Wild and Free in Tassie
Nicola Hill is a guest of the Urban Rajah
Nicola Hill is a travel writer and travel reportage photographer, spending time across the Australasian sub-continent her stories and photographs capture the spirit of the moment willing you to jump in and discover the less discovered! Here's her account of Tasmania.
Sipping a cold Prosecco and listening to waves hit the deserted beach as the sun slides slowly below the horizon, you could be forgiven for thinking this was the Caribbean. Except for two salient things: the two-man tent at my back and the significant chill in the air. Oh and the barren wilderness. This was like nowhere I had sat before. This, my friends, was The Bay of Fires, Tasmania, and what a place of delightful contradictions Tasmania turned out to be.
Bay of Fires. Just the name sets the hairs on my arms on edge. Miles and miles of empty beaches with huge boulders strewn flippantly across the landscape. Ominous dunes behind. Not a soul around. Not a store, not a bar, not a house. This was a place to escape. This was a place you could FEEL wild. This was freedom. And the cold Prosecco? Oh, well we purchased that at the bottle shop half an hour before. The first contradiction: in Tasmania, nothing is very far away. It just feels it.
For those like me who only had a vague concept of Tasmania (embarrasingly informed primarily by Loony Toons), Tassie is a lesser known state of Australia, an island nestled off the south east coast of the mainland.

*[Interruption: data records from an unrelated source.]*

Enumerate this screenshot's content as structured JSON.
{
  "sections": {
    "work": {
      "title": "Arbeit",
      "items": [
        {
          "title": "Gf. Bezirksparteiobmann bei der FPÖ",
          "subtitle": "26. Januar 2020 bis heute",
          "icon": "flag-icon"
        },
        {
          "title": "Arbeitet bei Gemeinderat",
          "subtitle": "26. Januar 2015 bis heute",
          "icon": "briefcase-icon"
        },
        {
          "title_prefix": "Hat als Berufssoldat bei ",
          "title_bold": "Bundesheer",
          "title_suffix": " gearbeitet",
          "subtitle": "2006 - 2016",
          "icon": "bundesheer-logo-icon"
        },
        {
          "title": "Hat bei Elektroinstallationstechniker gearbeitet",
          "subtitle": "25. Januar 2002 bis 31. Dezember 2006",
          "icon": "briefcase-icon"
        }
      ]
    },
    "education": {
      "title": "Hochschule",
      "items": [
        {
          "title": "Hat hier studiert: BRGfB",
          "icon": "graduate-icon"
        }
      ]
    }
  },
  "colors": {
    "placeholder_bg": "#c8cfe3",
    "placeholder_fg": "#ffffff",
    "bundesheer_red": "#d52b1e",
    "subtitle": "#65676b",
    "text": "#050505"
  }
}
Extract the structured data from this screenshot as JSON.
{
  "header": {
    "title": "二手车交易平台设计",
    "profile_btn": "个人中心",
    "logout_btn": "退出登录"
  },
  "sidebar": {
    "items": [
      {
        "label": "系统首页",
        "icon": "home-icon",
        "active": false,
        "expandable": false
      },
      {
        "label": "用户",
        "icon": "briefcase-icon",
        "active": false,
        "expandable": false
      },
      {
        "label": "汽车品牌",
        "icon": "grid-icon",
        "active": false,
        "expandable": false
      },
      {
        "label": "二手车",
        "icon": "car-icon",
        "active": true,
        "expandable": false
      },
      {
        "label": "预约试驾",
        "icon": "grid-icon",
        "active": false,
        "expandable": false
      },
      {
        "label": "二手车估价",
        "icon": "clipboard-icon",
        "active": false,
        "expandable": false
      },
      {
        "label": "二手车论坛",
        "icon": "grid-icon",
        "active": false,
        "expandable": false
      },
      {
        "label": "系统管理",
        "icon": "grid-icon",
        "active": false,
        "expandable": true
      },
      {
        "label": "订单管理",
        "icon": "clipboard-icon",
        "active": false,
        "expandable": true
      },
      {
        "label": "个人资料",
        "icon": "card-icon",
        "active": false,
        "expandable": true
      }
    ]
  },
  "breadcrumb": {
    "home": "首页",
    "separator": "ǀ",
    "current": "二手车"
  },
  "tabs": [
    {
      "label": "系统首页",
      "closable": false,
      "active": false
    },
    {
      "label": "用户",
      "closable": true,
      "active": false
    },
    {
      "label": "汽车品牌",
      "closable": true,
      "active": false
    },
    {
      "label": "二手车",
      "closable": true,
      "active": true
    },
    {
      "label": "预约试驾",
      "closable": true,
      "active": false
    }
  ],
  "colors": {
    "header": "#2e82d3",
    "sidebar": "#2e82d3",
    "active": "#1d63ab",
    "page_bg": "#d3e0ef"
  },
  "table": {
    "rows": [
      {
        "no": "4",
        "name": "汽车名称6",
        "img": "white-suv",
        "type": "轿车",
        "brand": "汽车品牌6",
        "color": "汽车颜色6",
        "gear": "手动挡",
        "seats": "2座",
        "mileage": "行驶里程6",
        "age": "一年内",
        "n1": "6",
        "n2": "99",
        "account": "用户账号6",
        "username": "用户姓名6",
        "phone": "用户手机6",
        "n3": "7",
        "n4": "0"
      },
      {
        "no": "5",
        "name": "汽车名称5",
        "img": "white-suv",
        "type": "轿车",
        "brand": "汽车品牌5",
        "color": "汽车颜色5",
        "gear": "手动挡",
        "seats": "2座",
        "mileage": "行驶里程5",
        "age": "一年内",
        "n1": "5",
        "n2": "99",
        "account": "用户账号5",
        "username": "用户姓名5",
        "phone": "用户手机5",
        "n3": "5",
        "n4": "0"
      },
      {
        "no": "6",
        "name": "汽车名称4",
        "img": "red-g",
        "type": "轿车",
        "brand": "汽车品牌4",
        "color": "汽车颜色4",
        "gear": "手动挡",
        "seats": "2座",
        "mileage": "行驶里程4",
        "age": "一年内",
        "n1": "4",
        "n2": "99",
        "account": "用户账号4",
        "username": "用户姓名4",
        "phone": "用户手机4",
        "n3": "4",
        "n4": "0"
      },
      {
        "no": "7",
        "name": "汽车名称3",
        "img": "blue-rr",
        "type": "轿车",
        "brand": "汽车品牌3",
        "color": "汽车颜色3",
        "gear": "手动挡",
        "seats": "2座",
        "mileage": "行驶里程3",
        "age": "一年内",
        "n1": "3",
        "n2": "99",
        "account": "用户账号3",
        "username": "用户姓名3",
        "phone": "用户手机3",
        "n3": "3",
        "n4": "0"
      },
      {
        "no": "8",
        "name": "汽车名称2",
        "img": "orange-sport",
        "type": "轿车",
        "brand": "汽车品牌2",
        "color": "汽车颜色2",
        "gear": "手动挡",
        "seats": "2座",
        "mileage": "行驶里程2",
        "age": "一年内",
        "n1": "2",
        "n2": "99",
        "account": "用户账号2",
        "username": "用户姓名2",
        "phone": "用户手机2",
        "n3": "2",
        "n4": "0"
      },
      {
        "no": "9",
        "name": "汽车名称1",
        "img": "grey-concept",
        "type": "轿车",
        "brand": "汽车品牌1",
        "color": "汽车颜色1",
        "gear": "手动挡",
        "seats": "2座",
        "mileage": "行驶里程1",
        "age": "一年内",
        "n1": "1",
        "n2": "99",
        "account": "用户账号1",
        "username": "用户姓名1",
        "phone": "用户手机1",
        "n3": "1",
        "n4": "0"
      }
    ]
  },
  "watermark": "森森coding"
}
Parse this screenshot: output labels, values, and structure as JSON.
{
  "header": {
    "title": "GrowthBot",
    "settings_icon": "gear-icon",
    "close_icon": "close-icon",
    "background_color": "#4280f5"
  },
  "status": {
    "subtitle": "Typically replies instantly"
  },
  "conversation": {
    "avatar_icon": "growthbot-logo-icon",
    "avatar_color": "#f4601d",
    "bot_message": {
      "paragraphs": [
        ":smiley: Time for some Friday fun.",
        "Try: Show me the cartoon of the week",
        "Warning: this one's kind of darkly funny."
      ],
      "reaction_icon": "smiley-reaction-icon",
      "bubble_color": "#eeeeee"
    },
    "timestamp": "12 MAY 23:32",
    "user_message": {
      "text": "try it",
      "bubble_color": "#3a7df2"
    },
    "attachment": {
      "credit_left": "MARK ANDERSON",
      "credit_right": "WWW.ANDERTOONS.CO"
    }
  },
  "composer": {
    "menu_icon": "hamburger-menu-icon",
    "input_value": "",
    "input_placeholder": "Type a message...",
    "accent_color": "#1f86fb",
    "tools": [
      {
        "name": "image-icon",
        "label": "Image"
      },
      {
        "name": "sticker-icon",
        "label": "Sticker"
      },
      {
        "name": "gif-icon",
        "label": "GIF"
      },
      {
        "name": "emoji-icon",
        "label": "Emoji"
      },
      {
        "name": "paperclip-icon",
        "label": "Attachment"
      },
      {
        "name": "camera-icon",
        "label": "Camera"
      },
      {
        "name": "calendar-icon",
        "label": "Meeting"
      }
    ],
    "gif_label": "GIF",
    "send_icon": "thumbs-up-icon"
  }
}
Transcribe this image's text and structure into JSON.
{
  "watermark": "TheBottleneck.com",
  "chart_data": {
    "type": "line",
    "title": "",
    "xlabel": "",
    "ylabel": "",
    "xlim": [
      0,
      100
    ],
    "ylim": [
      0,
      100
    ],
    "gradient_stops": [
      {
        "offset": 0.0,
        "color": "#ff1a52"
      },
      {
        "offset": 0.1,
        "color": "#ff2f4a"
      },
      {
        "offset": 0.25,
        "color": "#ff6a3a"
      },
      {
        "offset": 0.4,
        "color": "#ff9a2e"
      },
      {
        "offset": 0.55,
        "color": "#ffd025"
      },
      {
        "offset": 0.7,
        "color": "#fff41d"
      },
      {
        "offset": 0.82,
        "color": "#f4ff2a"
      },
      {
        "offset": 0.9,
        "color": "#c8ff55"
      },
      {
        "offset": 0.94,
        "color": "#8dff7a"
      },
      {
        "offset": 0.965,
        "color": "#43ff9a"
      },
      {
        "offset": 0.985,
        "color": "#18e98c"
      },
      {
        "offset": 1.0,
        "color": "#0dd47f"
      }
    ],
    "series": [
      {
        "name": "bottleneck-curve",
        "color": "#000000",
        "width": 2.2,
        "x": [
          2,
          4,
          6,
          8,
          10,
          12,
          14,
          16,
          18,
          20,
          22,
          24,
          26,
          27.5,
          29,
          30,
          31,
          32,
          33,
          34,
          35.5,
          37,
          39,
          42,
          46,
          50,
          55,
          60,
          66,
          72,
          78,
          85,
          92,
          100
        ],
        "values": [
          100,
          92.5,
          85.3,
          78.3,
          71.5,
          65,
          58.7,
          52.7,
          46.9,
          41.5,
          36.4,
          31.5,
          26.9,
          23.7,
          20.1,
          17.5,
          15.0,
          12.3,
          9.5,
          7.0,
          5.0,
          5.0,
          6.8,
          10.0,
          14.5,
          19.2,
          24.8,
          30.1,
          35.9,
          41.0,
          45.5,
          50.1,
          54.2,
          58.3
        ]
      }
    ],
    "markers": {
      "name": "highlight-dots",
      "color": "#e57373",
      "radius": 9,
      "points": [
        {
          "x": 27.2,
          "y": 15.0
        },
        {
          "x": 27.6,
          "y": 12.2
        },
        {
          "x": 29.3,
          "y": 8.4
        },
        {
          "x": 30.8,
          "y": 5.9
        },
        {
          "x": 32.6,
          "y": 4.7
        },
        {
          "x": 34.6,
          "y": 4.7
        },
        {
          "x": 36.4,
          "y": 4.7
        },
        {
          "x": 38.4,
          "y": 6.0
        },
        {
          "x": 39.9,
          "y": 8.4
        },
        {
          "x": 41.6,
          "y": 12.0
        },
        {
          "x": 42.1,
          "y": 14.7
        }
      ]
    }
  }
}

For adventurers and explorers, it offers the promise of a low-populated wilderness with activities should you need them, and is a camping haven, with basic rural campsites at every turn.
The first thing that strikes you upon leaving the capital Hobart is how quiet everywhere is – there is virtually no traffic on the roads as you wind your way up the coastal paths, no people and very few towns. The second thing that hits you; (only about a second after the first thing), is how freakishly beautiful this island is. It’s ridiculous. Yet more contradictions that mess with your head, as the ocean almost lapping at the side of your car, whilst you are actually driving through undulating hills and glorious meadows. The island uashamedly un-touristy and as such incredibly resfreshing. It’s a cliché but the air feels cleaner and you just feel – I don’t know – outdoorsy.
We were drawn to Freycinet National Park on the East coast of the island, as it boasts some walk-in campsites. This sounded like an exciting prospect, so we abandoned the rental car at the National Park entrance, loaded our packs and set off walking. Freycinet is renowned for Wine Glass Bay, a white sand, azure water bay full of dolphins. The walk in was fabulous – great views and a varied landscape, including a nice smattering of wallabies. As it was quiet, we astoundingly got Wine Glass Bay to ourselves for the night. How refreshing to be able to set up camp with no-one else around and using only what you are carrying. Granted, we had no “facilities” but hey, a quick swim gives you a wash at least.
It was interesting to discover that our visit coincided with the Targa rally. Some of our routes were blocked whilst the rally cars hammered by. This certainly changed the pace of the island a little and again contradicted the otherwise quiet isolation the island is known for, but it made things interesting watching a few of the crazy SOBs belting around those quiet country roads. The Targa is an old tradition in Australia, culminating in Targa Tasmania in April.
There are some other “must sees” in Tasmania that I didn’t get around to – there is the convict town of Port Arthur and if you are a big hiker/walker, you must climb the imposing Cradle Mountain in the centre of the island.
As a place to recharge and get back to nature, Tassie is second to none. If you are heading to Oz, be sure not to overlook it as will give you a completely different taste of Aussie lifestyle to all the other states. And take me with you, please?